The people who design reports for Salesforce make a lot of charts. (The company’s resources page promotes hundreds of downloads, many containing dozens of data graphics.) I’m sure they long ago grew bored. So when these designers created an infographic about app development they decided to strut their stuff.
The result of their unchecked creativity? Inaccurate visual weights that deceive the reader and violate the golden rule of charts and graphs:
1. The bubble chart overweights the largest responses. The chart above says about twice as many companies involve IT in app development as involve marketing (81% vs 42%). But the bubble representing IT is 3.7x bigger than the bubble representing marketing — almost double the size it should be.
The problem: Salesforce used diameter rather than area to scale the bubbles. The “marketing” bubble is about half as wide as the “IT” bubble, which at first sounds correct. But as we learned in school, the area of a circle is πr². If you want to make one circle half the size of another, reduce the diameter by about 29%, not by 50%.
Nearly every bubble chart I see contains this error. If you’re going to represent data with bubbles, scale them based on their area.
2. Salesforce’s pyramid charts are even worse. Think this report can’t do worse than the bubble chart? Think again.

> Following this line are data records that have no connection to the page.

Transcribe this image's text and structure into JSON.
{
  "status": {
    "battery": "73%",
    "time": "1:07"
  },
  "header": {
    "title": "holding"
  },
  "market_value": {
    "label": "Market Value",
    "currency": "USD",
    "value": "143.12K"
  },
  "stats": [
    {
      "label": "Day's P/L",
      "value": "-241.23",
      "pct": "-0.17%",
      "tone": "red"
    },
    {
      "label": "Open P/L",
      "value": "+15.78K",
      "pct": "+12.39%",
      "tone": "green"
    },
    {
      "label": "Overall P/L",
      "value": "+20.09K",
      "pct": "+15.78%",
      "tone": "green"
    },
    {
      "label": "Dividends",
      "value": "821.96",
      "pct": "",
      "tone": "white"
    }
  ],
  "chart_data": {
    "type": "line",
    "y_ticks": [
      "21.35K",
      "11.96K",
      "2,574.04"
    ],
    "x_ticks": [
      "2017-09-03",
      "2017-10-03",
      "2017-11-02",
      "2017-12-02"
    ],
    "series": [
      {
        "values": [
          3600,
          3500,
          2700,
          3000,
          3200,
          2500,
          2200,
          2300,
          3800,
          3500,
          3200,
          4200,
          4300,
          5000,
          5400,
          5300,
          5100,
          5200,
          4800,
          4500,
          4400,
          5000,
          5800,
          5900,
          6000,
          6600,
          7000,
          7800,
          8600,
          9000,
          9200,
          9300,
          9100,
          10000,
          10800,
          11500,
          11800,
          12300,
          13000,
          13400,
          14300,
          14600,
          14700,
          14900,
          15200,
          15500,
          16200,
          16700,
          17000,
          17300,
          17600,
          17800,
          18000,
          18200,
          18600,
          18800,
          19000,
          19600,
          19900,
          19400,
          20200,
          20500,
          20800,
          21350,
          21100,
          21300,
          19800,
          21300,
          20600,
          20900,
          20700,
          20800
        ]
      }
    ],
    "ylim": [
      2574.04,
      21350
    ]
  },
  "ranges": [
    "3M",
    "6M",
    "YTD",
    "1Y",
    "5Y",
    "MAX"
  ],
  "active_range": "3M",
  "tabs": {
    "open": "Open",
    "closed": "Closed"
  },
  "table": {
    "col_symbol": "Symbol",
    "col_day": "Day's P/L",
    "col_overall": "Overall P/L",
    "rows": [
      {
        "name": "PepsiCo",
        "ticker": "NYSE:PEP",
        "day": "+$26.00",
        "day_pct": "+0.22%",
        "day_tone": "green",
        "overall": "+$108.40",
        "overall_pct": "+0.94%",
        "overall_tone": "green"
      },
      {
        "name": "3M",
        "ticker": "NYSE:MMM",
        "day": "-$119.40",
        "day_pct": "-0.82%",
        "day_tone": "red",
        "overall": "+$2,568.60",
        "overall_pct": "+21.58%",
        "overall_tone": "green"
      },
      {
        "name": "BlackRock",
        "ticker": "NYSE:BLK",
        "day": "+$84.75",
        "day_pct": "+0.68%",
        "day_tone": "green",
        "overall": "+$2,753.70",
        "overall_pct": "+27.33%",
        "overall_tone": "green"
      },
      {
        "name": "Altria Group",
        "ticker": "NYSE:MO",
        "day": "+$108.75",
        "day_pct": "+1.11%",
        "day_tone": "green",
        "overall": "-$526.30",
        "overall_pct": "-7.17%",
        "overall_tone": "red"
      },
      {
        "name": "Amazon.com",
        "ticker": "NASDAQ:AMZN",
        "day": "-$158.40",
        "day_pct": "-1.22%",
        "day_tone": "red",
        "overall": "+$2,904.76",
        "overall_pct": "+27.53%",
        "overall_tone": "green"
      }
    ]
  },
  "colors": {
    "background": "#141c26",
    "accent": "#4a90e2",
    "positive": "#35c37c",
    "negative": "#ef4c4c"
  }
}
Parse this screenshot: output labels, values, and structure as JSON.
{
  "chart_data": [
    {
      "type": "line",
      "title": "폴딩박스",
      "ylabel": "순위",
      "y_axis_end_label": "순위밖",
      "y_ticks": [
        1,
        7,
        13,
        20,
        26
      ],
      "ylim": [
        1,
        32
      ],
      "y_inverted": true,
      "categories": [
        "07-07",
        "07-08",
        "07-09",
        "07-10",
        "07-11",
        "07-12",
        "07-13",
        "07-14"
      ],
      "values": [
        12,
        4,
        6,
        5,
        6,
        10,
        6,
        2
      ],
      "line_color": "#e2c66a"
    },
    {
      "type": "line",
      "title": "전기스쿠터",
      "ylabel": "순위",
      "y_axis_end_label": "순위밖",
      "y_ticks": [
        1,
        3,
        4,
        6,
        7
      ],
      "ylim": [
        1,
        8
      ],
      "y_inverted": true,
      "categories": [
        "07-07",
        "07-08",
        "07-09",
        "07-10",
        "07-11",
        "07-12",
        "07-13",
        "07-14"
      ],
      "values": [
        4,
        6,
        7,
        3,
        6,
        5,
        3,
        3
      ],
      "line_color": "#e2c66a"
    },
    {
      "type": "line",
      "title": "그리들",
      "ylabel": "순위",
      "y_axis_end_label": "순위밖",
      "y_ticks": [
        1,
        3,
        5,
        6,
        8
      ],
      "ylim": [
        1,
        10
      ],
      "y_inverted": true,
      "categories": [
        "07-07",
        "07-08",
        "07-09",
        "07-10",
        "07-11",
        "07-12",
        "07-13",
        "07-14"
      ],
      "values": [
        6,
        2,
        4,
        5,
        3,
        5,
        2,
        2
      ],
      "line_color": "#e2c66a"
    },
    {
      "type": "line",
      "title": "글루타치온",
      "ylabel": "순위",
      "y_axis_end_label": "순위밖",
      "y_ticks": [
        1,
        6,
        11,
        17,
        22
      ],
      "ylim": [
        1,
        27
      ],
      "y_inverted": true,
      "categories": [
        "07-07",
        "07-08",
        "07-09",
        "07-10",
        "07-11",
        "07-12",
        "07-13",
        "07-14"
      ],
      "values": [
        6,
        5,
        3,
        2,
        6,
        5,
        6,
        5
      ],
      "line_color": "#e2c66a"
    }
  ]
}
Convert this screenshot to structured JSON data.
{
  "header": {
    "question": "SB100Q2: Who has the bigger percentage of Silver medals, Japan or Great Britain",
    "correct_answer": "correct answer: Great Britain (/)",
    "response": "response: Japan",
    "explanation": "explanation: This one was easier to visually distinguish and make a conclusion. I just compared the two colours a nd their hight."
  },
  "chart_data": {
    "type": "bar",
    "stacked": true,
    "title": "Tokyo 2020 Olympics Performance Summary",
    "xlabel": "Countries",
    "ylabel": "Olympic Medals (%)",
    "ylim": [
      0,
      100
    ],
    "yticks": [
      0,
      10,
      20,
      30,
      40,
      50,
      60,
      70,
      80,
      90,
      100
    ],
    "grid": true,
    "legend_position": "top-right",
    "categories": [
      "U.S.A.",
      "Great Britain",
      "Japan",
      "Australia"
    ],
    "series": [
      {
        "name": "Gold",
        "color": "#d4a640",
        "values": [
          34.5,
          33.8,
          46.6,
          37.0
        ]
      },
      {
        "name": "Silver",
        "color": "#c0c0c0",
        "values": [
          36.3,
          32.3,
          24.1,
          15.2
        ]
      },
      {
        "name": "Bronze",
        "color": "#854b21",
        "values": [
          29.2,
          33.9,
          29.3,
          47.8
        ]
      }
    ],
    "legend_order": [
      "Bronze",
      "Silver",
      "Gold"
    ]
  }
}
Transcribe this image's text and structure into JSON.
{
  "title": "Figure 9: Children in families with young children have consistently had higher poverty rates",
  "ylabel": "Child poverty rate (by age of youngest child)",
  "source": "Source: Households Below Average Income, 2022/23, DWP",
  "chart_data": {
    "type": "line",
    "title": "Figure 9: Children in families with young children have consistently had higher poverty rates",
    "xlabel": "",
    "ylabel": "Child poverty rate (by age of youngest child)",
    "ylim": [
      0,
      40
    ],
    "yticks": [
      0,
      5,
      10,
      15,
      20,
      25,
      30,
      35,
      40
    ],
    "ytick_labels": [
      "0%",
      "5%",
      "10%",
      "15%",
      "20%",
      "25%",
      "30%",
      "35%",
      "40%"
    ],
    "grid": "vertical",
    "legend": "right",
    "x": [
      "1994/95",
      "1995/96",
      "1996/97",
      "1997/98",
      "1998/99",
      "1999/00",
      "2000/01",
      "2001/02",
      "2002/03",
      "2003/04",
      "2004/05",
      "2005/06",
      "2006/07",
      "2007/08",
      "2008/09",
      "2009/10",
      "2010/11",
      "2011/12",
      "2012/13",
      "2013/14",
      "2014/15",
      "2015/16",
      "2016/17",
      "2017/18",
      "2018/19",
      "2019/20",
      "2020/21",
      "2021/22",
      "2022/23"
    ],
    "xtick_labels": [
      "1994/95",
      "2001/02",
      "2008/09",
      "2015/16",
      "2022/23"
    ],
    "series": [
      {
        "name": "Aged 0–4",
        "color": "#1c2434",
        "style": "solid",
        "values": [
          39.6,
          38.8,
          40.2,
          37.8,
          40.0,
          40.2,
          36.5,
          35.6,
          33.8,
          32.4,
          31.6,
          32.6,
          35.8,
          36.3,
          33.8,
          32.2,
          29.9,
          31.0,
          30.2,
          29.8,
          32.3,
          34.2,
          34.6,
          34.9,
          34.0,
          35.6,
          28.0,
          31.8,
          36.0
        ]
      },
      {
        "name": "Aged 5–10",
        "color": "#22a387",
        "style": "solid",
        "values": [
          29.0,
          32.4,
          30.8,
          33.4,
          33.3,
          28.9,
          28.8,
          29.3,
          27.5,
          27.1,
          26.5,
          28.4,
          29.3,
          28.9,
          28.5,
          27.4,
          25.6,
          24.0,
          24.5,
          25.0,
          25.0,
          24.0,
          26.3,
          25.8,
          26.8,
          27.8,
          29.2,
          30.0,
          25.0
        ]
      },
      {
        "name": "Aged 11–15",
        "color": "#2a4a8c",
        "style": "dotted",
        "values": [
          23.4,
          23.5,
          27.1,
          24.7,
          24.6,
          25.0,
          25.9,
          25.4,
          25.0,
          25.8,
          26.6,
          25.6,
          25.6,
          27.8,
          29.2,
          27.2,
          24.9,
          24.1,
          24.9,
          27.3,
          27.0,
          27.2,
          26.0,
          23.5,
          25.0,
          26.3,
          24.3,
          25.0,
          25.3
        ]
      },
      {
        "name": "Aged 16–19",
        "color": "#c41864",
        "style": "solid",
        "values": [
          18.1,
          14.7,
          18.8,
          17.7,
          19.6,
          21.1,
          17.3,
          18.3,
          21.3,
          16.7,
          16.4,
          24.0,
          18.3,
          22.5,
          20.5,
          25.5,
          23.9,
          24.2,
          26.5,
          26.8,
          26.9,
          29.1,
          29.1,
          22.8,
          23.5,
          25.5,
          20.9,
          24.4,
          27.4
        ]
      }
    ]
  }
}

Salesforce’s triangles are much more deceptive than their circles.
This pyramid-style chart says three times more executives hope to improve app engagement than hope to improve app support (45% vs 15%). But the pyramid for “engagement” is about 9x bigger than the one for “support” — three times bigger than it should be.
3. Even the pie chart deceives readers. Surely Salesforce can’t go wrong with a simple donut-style pie chart?
They can. To highlight their favorite responses to this question, the designers made the segments representing “high priority” and “very high priority” thicker than the segments representing the other data. They also displayed these “good” responses in much darker colors. The result: Even though more people answered “medium priority” than “very high priority” (25% vs 21%), the chart makes the “very high” response look much bigger.
I don’t think Salesforce’s designers tried to mislead or deceive. (We’re not talking about Fox News here.) They simply took too many liberties in the name of creativity — and they didn’t make sure the data still worked. Let’s learn from their mistakes.